Vitrai Gábor
I am a
About Me
Professional Summary
I am an enthusiastic Data Engineer with a strong background in Computer Science and more than 3 years of experience. I specialize in ETL development, data pipeline design, and data warehousing using both streaming and batch processing solutions. Experienced in leveraging the AWS Cloud and Apache Kafka for data-heavy projects. I have proven to be reliable as an On-Call Engineer and demonstrated strong collaboration and independent work skills.
Skills
Work Experience & Education
Work Experience
Data Engineer
SpazioDati Srl., Trento, Italy
Implemented new and maintained existing data processing ETL pipelines and large scale projects. Acquired, processed, migrated and stored, structured and unstructured data. Relied on AWS Cloud, Apache Kafka, Kubernetes, and Docker to implement dozens of pipelines. Monitored and maintained processes as an On-Call Engineer.
Data Engineer Intern
SpazioDati Srl., Trento, Italy
Created Machine Learning models for the task of Postal Address Extraction from Free Text.
Teacher Assistant in Software Technology
Eötvös Loránd University, Budapest, Hungary
Taught Coding Principles, Java, CI, Architectures and Project management for Bachelor Students. Took the roles of Scrum Master, Project Manager.
Education
Master of Science in Data Science
University of Trento/Eötvös Loránd University, Budapest (Hungary) / Trento (Italy)
Graduated with 110/110 Cum Laude
Thesis Statement: Multilingual Address Extraction From Websites.
EIT Digital Master School Double Degree Program
Bachelor of Science in Computer Science
Eötvös Loránd University, Budapest
Graduated with 5/5 Grade
Thesis Statement: Development of a Corporate Management System with the help of Spring Framework
Projects
Cloud Resume Challenge
A production-ready serverless resume website built on AWS, demonstrating cloud architecture best practices, infrastructure as code, and modern CI/CD workflows. This project showcases end-to-end cloud engineering skills from infrastructure provisioning to automated deployments.
Architecture Highlights
- Infrastructure as Code (Terraform): All AWS resources provisioned and managed declaratively, including S3 buckets, CloudFront distribution, Route53 DNS records, ACM certificates, Lambda functions, and DynamoDB tables. State stored in versioned S3 backend with DynamoDB state locking to prevent concurrent modifications.
- CloudFront CDN: Global content delivery with edge caching, Origin Access Control (OAC) for secure S3 access, custom SSL/TLS certificate, and geo-restrictions for European traffic.

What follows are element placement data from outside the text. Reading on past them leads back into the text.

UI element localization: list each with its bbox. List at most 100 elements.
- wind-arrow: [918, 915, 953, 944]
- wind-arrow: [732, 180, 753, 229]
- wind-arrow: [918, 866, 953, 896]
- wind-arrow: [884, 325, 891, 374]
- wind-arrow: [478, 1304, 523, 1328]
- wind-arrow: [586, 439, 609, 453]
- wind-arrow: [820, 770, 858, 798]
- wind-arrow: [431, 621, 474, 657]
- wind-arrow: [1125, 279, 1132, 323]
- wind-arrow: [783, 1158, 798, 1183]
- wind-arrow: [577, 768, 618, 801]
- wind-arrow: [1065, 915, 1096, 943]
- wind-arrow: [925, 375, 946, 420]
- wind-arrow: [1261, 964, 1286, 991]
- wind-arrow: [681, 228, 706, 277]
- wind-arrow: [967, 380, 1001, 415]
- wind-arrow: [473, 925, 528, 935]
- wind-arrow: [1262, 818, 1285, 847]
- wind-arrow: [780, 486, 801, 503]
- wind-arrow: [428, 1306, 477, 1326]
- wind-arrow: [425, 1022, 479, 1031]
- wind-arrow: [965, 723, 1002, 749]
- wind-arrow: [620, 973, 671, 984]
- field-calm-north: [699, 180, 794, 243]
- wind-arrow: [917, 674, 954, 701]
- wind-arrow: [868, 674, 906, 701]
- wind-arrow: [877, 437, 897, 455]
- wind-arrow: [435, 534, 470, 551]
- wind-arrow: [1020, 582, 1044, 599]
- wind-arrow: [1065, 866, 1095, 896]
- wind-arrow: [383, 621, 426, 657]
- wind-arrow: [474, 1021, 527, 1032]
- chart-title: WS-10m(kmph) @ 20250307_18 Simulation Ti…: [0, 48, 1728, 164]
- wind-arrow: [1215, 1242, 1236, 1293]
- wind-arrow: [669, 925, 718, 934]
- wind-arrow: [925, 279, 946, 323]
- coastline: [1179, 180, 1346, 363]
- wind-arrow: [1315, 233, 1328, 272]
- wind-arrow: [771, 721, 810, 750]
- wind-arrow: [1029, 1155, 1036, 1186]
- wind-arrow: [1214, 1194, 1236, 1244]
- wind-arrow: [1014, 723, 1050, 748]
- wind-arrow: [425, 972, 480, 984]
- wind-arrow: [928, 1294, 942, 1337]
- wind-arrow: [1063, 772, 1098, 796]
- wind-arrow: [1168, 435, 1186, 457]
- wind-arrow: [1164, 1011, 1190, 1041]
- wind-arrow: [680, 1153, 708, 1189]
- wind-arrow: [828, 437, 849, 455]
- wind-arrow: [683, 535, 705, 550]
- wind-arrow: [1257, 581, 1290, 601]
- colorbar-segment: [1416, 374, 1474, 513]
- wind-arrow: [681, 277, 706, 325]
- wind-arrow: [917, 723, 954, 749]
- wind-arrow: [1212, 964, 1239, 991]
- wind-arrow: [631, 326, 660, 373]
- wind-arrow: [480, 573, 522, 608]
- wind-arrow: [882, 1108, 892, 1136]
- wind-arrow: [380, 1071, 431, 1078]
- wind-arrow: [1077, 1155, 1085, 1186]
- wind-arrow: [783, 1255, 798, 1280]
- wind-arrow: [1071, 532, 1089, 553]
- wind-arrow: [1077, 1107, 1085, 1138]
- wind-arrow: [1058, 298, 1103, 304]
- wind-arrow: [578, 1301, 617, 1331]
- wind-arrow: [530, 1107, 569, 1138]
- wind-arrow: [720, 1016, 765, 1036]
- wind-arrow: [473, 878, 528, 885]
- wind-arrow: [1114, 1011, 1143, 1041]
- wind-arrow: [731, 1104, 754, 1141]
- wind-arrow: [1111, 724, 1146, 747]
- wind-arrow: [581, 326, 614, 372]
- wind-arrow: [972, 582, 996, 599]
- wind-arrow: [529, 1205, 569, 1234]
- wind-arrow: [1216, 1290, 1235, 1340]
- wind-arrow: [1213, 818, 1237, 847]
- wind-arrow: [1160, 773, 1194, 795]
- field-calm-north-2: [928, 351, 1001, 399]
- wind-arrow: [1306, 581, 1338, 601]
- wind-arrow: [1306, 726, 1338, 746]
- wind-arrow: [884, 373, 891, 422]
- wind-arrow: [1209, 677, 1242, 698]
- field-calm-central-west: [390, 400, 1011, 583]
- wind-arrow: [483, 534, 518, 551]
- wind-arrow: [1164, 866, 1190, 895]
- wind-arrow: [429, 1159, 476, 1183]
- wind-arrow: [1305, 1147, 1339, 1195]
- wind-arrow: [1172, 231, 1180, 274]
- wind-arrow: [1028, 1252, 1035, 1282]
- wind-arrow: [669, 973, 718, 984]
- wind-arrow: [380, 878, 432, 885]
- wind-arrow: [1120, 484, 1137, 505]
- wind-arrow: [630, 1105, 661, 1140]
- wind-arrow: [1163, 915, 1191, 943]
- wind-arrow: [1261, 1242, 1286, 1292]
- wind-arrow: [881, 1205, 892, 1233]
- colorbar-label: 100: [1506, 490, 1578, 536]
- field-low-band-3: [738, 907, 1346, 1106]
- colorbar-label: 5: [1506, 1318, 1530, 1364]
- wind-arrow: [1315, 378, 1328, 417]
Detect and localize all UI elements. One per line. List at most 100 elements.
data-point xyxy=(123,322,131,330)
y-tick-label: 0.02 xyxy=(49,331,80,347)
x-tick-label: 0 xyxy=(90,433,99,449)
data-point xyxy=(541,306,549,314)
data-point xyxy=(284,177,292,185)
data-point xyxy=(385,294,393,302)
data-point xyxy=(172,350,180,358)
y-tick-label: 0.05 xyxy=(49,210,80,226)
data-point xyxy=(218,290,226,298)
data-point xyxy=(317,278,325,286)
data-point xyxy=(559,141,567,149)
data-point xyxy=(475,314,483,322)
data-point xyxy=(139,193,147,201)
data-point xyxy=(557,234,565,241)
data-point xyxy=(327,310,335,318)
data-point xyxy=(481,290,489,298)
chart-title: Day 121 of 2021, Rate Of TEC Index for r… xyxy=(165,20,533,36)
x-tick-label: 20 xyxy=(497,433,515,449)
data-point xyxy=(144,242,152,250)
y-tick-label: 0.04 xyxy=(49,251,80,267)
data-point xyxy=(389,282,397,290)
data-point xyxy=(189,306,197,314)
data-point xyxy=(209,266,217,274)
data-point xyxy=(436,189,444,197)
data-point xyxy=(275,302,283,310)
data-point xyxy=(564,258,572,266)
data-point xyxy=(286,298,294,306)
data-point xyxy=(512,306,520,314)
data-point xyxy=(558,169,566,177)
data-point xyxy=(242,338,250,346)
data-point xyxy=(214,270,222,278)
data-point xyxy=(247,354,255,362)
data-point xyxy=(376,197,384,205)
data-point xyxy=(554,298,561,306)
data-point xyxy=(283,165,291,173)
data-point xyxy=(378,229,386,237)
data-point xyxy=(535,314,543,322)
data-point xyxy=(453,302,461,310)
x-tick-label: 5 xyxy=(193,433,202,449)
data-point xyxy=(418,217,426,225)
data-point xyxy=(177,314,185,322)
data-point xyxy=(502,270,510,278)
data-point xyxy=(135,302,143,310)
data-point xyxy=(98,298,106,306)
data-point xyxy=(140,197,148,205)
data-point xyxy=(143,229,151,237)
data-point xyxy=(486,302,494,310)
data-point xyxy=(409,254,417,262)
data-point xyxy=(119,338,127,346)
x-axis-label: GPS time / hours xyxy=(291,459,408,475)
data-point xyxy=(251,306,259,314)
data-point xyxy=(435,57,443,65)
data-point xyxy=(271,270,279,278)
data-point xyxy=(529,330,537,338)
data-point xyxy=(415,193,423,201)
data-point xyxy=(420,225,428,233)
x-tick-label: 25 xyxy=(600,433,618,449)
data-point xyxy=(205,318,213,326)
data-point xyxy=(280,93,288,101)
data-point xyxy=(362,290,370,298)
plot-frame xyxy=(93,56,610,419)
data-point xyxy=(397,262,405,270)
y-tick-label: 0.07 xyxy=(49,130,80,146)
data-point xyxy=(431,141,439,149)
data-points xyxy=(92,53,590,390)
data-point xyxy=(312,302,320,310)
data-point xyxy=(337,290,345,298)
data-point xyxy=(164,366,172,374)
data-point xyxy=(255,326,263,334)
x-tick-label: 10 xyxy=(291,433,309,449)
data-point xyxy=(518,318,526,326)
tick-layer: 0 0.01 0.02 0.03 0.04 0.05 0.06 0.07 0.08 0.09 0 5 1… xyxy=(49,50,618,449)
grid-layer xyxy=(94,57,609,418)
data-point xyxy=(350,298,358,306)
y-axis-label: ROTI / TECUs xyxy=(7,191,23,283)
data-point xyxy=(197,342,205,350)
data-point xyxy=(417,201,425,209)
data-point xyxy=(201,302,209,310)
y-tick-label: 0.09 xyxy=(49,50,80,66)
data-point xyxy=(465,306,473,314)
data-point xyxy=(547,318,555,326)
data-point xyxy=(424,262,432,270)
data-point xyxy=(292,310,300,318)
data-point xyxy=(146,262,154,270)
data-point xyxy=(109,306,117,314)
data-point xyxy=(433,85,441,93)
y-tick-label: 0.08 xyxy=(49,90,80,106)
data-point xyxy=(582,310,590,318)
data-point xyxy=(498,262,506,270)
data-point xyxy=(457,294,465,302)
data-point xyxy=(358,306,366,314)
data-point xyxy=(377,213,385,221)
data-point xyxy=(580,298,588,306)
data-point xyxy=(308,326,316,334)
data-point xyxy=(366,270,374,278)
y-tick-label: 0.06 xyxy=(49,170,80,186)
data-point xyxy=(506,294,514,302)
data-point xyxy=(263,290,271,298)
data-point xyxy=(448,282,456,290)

- GitHub Actions CI/CD: Automated testing and deployment pipeline with branch-based workflows - tests run on feature/develop branches, full deployment to AWS on main branch merges. Includes HTML validation, JavaScript linting, S3 sync, and CloudFront cache invalidation.
- Serverless View Counter: Lambda Function URL with Python runtime, atomic DynamoDB updates, CORS protection, and sub-second response times for real-time visitor tracking.
- Route53 DNS Management: Custom domain with A/AAAA records aliased to CloudFront, automated DNS validation for SSL certificates.
- AWS Certificate Manager: Free SSL/TLS certificate with automatic renewal, deployed in us-east-1 for CloudFront compatibility.
- S3 Static Hosting: Versioned bucket with encryption at rest, private access via CloudFront OAC, optimized cache headers for performance.
- DynamoDB: Serverless NoSQL database with on-demand billing, atomic increment operations, and single-digit millisecond latency.
Separation of Concerns
- Terraform manages infrastructure: Long-lived resources like S3 buckets, CloudFront, DNS, certificates, Lambda, and DynamoDB.
- GitHub Actions manages content: Website files (HTML, CSS, JS, images) deployed automatically on code changes.
Certifications
AWS Certified Cloud Practitioner
Amazon Web Services (2023)
HashiCorp Certified Terraform Associate
HashiCorp (2025)
Achievements
Migrated legacy batching pipelines to streaming solutions
We maintained large-scale legacy pipelines, processing data using batching solutions. With my team, we have successfully migrated away from these legacy systems and replaced them with state-of-the-art streaming solutions, providing live updates and more a cost-effective infrastructure.